Most people are so captivated by the falls that they don't think to turn and look the other way. Here's the lower Snoqualmie Valley, with the old train trestle cutting through.
The river below the falls. I understand there's a trail you can hike to get down there, but I've never been bold enough to try it. Maybe this summer.
There are also random river- and waterfall-related words set into the pavement of the park.
It's kinda reminiscent of magnetic poetry.
The park is also well planted with local plants and trees, though this isn't the best time of year to see most of them.
These rosehips were looking festive, though. My Swedish ancestors probably would've picked them to make a winter soup... they're full of Vitamin C.
Eventually, though, you stop looking at the falls or at the park...
...and start people-watching. And there were plenty of people to watch today.
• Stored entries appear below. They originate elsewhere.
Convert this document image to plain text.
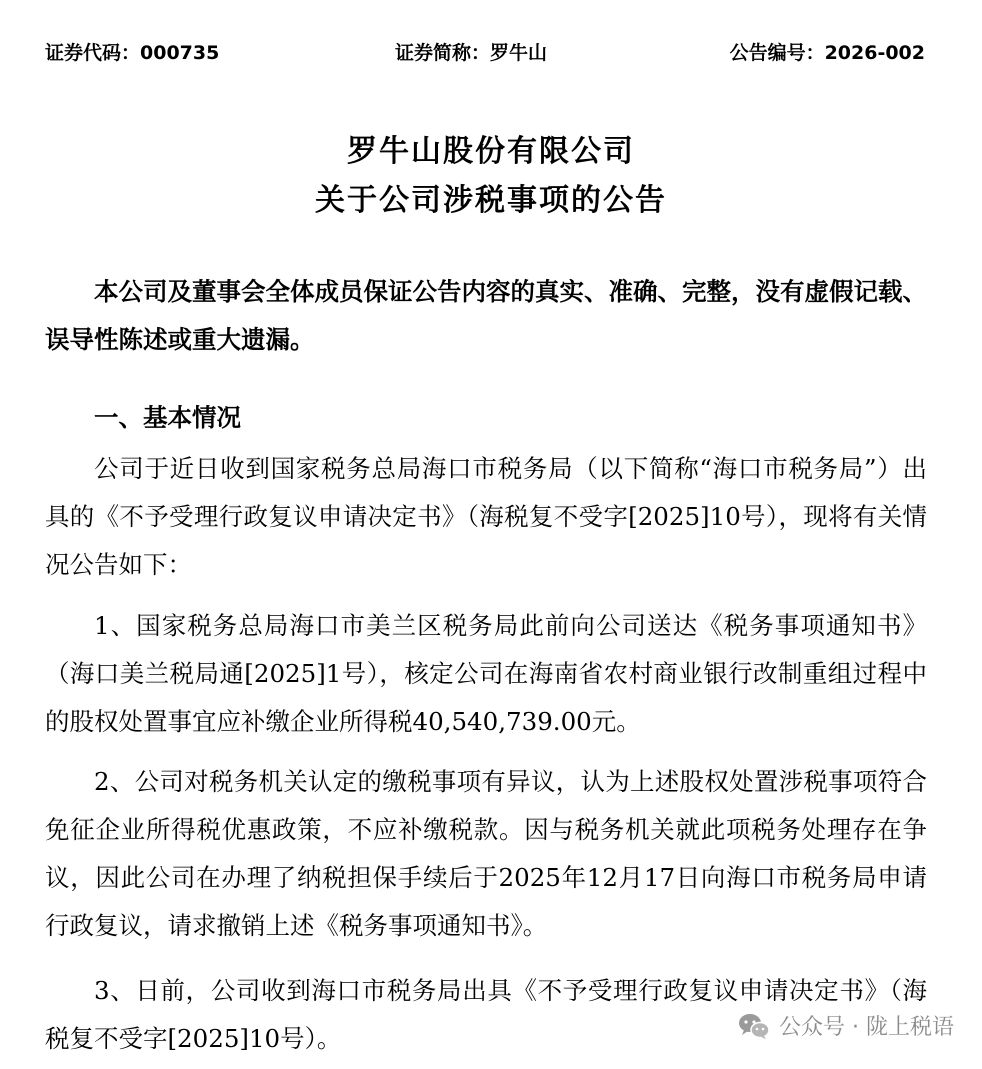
证券代码：000735	证券简称：罗牛山	公告编号：2026-002
罗牛山股份有限公司
关于公司涉税事项的公告

本公司及董事会全体成员保证公告内容的真实、准确、完整，没有虚假记载、误导性陈述或重大遗漏。

一、基本情况

公司于近日收到国家税务总局海口市税务局（以下简称“海口市税务局”）出具的《不予受理行政复议申请决定书》（海税复不受字[2025]10号），现将有关情况公告如下：

1、国家税务总局海口市美兰区税务局此前向公司送达《税务事项通知书》（海口美兰税局通[2025]1号），核定公司在海南省农村商业银行改制重组过程中的股权处置事宜应补缴企业所得税40,540,739.00元。

2、公司对税务机关认定的缴税事项有异议，认为上述股权处置涉税事项符合免征企业所得税优惠政策，不应补缴税款。因与税务机关就此项税务处理存在争议，因此公司在办理了纳税担保手续后于2025年12月17日向海口市税务局申请行政复议，请求撤销上述《税务事项通知书》。

3、日前，公司收到海口市税务局出具《不予受理行政复议申请决定书》（海税复不受字[2025]10号）。	公众号 · 陇上税语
They came from all over the world; I heard several regional accents and at least five different languages being spoken.
There were selfies, selfies...
...and more selfies going on.
Best of all, though, was the couple that came with a bag of popcorn and stood watching the falls as though it were a summer blockbuster.
At this point it started to rain, and since I wasn't keen to get soaked, I hopped back in the car and took the scenic route home. I felt a bit peckish on the way... wonder if that couple would've shared their popcorn?